Research Study on Responsibility of Legal Persons for Corruption and Economic Criminal Offences with Special Emphasize on Political Parties
Conclusion
When it comes to the debate on the criminal responsibility of political parties, the results of this project suggest that key conflicting interests appear the interests of justice and the interests of democracy. Although historical development of criminal law was moving towards the abandoning of the collective responsibility, recent trends suggest that individual criminal responsibility is still insufficient. Some offenses are carried out on behalf of the collective and to satisfy the interests of the same. Because of this it is considered fair to punish the whole collective as such, not just its individuals. Such interests of justice exists also in the terms of the political parties. We observed the issue of criminal responsibility of political parties as legal entities through the lenses of comparative analysis. We compared the French legislation, which was a model for Croatian legislation and influenced in part some legal systems in the region (e.g. Macedionan law) regulating this legal matter. This research particularly observed possible obstacles in investigating, prosecuting, convicting and punishing political parties for criminal offences: immunity, abolition, amnesty, pardon, law amendments, political preferences of prosecutors and judges etc. These obstacles are sometimes difficult to overcome due to the two aforementioned interests at stake: interests of justice vs. interests of democracy. On the one hand, there is an aspiration to punish the wrongdoer, which is in this case a political party. On the other hand, there is a need of ensuring the effective functioning of the state, in which political parties play an essential role.

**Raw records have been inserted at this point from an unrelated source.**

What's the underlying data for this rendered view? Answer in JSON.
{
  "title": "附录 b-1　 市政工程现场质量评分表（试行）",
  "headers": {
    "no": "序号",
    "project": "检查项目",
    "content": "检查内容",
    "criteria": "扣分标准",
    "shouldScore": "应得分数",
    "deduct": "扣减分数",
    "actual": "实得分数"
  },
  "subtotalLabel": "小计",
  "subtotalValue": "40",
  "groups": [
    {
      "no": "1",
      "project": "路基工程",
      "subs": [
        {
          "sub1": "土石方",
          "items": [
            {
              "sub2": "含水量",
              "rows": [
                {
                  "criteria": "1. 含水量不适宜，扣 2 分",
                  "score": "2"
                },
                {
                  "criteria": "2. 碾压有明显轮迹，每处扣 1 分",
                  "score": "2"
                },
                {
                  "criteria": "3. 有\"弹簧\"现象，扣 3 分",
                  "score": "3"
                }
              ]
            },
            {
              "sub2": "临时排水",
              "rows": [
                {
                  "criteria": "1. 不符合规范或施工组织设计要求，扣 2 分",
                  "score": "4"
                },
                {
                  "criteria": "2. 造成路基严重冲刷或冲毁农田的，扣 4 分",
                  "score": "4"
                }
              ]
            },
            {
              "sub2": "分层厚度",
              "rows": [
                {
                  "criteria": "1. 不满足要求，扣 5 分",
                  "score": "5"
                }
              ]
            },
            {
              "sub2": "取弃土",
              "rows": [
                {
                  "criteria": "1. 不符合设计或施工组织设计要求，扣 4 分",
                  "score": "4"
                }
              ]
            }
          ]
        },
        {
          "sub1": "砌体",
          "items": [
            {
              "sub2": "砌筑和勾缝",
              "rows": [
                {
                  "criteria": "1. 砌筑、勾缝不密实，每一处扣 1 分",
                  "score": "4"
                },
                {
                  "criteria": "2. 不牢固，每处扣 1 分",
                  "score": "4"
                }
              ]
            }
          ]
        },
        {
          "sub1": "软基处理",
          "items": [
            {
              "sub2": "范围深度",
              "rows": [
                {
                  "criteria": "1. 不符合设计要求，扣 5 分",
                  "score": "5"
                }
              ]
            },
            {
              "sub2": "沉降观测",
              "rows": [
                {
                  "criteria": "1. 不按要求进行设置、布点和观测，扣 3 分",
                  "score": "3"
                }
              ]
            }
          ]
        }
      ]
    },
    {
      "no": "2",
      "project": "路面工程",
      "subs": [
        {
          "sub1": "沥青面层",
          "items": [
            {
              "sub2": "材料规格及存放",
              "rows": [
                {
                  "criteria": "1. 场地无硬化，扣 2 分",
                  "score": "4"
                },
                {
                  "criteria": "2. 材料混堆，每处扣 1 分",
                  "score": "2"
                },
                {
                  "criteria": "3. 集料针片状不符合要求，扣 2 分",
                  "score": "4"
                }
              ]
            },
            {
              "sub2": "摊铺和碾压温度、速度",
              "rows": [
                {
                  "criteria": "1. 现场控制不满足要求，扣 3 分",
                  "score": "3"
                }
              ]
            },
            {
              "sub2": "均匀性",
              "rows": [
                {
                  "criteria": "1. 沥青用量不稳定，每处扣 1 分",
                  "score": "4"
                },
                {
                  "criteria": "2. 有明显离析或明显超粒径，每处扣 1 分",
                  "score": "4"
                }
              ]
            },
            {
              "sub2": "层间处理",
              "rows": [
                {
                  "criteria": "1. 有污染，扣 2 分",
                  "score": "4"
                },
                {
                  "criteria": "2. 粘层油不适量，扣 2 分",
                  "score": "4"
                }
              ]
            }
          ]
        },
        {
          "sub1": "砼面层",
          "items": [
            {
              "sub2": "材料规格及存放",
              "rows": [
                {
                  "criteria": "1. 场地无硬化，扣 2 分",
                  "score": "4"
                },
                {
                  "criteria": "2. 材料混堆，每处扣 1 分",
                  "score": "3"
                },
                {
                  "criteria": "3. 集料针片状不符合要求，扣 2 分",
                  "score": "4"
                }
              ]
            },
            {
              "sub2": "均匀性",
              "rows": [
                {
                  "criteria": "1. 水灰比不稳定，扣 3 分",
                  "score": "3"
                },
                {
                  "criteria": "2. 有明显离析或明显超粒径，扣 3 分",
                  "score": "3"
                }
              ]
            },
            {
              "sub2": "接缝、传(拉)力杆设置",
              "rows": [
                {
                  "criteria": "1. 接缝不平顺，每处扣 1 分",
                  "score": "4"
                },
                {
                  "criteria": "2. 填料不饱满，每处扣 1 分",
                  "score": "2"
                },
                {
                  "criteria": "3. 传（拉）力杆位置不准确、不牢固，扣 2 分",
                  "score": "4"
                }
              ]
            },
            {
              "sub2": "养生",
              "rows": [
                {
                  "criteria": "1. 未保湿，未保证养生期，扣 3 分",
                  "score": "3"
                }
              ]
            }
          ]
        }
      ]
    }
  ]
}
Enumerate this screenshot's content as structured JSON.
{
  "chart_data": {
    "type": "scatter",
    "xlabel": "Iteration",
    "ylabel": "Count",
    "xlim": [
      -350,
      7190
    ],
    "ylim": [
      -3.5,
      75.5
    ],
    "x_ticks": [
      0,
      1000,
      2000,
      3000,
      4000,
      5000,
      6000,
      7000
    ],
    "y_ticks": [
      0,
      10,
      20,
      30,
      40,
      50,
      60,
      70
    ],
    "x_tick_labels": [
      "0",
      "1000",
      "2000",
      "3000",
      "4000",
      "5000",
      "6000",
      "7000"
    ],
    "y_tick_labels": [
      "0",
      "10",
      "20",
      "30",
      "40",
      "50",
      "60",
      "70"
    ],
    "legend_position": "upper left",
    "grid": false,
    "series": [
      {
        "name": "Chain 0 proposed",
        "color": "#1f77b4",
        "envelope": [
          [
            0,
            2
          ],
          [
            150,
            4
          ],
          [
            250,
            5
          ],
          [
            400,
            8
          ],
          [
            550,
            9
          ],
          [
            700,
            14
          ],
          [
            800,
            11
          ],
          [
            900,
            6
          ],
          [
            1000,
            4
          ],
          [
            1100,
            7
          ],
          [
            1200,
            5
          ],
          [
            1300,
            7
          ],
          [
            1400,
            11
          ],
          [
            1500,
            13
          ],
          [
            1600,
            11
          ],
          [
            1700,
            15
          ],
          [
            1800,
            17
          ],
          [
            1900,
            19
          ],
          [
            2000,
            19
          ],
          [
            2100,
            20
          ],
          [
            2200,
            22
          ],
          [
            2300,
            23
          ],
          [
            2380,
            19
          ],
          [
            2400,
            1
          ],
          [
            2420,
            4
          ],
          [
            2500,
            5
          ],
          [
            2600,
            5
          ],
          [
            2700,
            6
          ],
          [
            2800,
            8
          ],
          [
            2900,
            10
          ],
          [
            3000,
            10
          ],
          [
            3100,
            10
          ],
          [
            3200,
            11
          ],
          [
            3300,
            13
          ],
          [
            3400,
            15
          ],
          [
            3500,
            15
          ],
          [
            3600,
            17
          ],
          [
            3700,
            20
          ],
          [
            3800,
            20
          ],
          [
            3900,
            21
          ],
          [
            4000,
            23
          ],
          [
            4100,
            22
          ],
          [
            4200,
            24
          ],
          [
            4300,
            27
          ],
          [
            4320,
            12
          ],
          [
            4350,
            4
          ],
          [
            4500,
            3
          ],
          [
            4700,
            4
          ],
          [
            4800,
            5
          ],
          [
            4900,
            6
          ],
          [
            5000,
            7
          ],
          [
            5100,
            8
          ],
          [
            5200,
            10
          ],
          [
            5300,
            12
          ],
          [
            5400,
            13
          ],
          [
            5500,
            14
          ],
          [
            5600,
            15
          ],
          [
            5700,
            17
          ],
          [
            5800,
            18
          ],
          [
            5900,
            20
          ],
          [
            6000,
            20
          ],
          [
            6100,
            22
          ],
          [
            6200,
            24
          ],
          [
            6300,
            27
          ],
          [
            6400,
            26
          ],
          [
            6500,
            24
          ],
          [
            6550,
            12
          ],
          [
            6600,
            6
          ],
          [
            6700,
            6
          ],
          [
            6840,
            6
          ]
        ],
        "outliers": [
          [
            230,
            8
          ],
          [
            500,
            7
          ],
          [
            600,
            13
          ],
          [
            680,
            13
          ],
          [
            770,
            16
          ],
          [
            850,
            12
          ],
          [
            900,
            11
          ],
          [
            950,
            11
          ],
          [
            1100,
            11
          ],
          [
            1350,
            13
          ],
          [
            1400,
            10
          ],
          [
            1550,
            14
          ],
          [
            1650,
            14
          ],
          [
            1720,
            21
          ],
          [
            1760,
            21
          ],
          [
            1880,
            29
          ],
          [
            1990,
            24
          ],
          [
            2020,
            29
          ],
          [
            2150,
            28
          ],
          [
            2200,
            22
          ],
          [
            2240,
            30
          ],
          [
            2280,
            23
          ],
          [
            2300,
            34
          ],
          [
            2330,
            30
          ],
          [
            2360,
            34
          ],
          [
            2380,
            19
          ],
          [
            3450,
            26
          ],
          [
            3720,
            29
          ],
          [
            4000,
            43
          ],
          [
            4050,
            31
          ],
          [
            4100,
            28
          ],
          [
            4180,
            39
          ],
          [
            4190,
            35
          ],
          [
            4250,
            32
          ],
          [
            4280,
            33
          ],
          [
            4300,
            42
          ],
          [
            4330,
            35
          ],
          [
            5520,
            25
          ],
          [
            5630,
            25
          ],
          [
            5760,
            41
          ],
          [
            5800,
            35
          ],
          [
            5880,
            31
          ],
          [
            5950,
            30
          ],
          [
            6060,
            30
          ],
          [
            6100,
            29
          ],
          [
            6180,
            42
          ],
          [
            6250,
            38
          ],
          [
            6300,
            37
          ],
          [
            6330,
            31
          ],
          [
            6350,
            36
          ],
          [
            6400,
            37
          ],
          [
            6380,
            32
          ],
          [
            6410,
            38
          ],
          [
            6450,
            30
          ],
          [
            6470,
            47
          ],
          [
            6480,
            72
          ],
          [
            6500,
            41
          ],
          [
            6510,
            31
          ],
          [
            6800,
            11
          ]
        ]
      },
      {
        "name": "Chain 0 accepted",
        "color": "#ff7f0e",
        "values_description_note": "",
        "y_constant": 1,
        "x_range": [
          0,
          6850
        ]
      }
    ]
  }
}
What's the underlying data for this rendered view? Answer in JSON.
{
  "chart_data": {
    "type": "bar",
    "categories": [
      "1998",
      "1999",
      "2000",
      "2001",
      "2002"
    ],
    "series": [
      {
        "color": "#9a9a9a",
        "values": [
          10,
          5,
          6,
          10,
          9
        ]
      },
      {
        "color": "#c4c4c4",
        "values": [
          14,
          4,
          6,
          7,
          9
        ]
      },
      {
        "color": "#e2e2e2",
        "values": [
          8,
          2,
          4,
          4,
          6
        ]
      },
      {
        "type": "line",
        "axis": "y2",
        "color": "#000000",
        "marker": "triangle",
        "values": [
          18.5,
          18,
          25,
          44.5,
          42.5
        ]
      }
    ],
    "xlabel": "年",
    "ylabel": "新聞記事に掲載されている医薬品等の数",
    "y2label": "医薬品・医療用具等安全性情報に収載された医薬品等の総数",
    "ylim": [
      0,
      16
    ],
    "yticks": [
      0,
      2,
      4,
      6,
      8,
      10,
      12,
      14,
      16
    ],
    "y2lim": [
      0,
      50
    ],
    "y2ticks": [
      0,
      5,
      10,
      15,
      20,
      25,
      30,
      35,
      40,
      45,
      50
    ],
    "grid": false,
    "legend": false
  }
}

The main conclusions in our research consider adequate party regulation and implementation of these rules in order to contribute to the prevention of their criminal activities. The most sensitive area of regulation is political financing. Private political funding always raises controversy about interests behind these transactions. However, in determining state’s policy on political funding, we also need to take into account that legal prohibition of private donations would not eliminate them, but place them in the grey zone, which would just make the situation worse. Thus, states need to adopt regulations that will contribute to improving the transparency of political financing. Strengthening political parties’ compliance by non-criminal provisions follows the idea that criminal law needs to satisfy its ultima ratio principle within the legal system. This principle of criminalization as last resort requires that the legislator refrains from introducing criminal penalties on unlawful behaviour if more lenient measures in other branches of law are available with the same effect. Thus, a comprehensive assessment of the evolving concept of criminal responsibility of political parties could not be done without an analysis of possible alternatives to the criminal law approach. Different forms of liability (constitutional, political, civil, administrative) require a comprehensive analysis in order to assess the limits of criminal law with respect to political parties. The analysis suggests that, while the alternatives serve similar purposes, they still cannot produce the same effects as the criminal justice and administration. Thus, at least for the most severe crimes, the model of criminal liability of political parties undoubtedly serves its purpose.